Elevator Music is a game of diplomacy, conspiracy, and making a room go up and down.
There’s a scene in Andor—the show that asks what if Star Wars read Gramsci—where the main character observes of the imperial ruling class that all you need is “a uniform, some dirty hands, and an imperial toolkit” to slip beneath the notice of the world’s most powerful people. “They’re so proud of themselves, they don’t even care.” The character is describing how to get away with stealing from the state, but the observation applies generally. Every king, general, and emperor is carried along by a few million nameless workers: a vast ocean of invisible labour that could, if it felt so inclined, rise up and swallow the bastards.
Even a humdrum gig like elevator operator offers the anonymous masses opportunities to subtly interfere with power.

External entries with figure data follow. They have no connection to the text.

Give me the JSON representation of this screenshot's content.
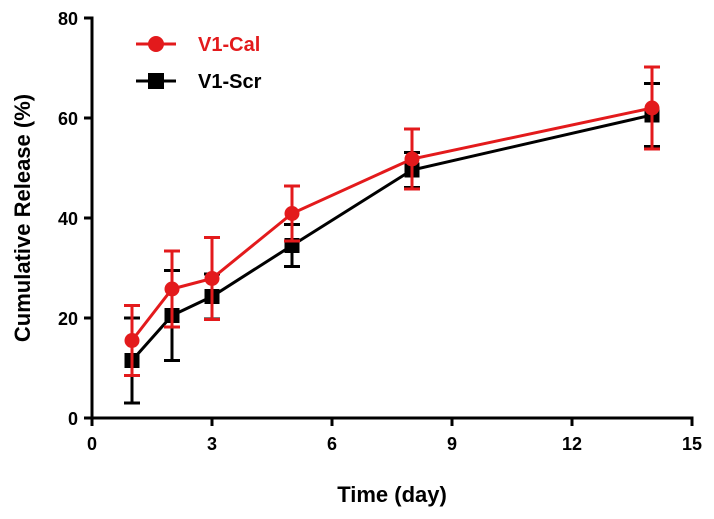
{
  "chart_data": {
    "type": "line",
    "xlabel": "Time (day)",
    "ylabel": "Cumulative Release (%)",
    "xlim": [
      0,
      15
    ],
    "ylim": [
      0,
      80
    ],
    "xticks": [
      0,
      3,
      6,
      9,
      12,
      15
    ],
    "yticks": [
      0,
      20,
      40,
      60,
      80
    ],
    "grid": false,
    "legend_position": "top-left",
    "series": [
      {
        "name": "V1-Cal",
        "color": "#e31a1c",
        "marker": "circle",
        "x": [
          1,
          2,
          3,
          5,
          8,
          14
        ],
        "y": [
          15.5,
          25.8,
          27.9,
          40.9,
          51.8,
          62.0
        ],
        "error": [
          7.0,
          7.6,
          8.2,
          5.5,
          6.0,
          8.2
        ]
      },
      {
        "name": "V1-Scr",
        "color": "#000000",
        "marker": "square",
        "x": [
          1,
          2,
          3,
          5,
          8,
          14
        ],
        "y": [
          11.5,
          20.5,
          24.3,
          34.5,
          49.6,
          60.6
        ],
        "error": [
          8.5,
          9.0,
          4.5,
          4.2,
          3.5,
          6.3
        ]
      }
    ]
  }
}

Or at least, that’s my takeaway from the Steam Next Fest demo for Elevator Music, a game that puts you in the pressed bellboy uniform of, well, an elevator attendant. Your job is to make the room go up and down, picking people up, dropping them off, trying to move in the most efficient manner possible so as not to irritate your well-to-do clientele at the fancy fake-Swiss hotel you work at.
Which might not sound thrilling, but there’s a war brewing, and all the world’s great and good have converged on your workplace for what feels like last-ditch diplomatic talks before everyone hits the big red button. Your lift is a hub of nervous energy as soldiers, generals, ambassadors, and ministers pile in and out, have quick, conspiratorial exchanges, wheel and deal and try to keep ahead of the train that everyone knows is bearing down on them.
It also lends you, in your position as Chief Lift Guy, a great deal of subtle power. People can meet or just miss one another depending on which floors you decide to skip, others can get an early or a late start to important meetings depending on your whims; it’s not long before the assembled warmongers start trying to cut you in on little deals—make sure so-and-so doesn’t make it to this floor before me, tell me if you see this person, and so on. All the while your bosses are flitting between floors in a blind panic, trying to make sure everything goes off without a hitch.
Which it doesn’t, because even in the brief timespan of Elevator Music’s demo—which covers the first day of the events—someone gets murdered in the basement and things wrap up with your character being pressed at gunpoint into serving the ends of international espionage. It’s great, like you’ve taken on the role of a crucial background character in Hitman’s Himmapan Hotel while all the plots and counter-plots unfurl around you.
I’m very curious to see where it all goes and what kind of agency you get to exercise over the course of the whole thing; by the end of the demo, I wasn’t just making choices about which floors to go to, I was signing up as a member of minor conspiracies and collecting the ID cards of people who were almost certainly spies, all while trying to maximise the tips I got from lift-riders and making sense of the game’s plot through the limited view I got on it from the elevator.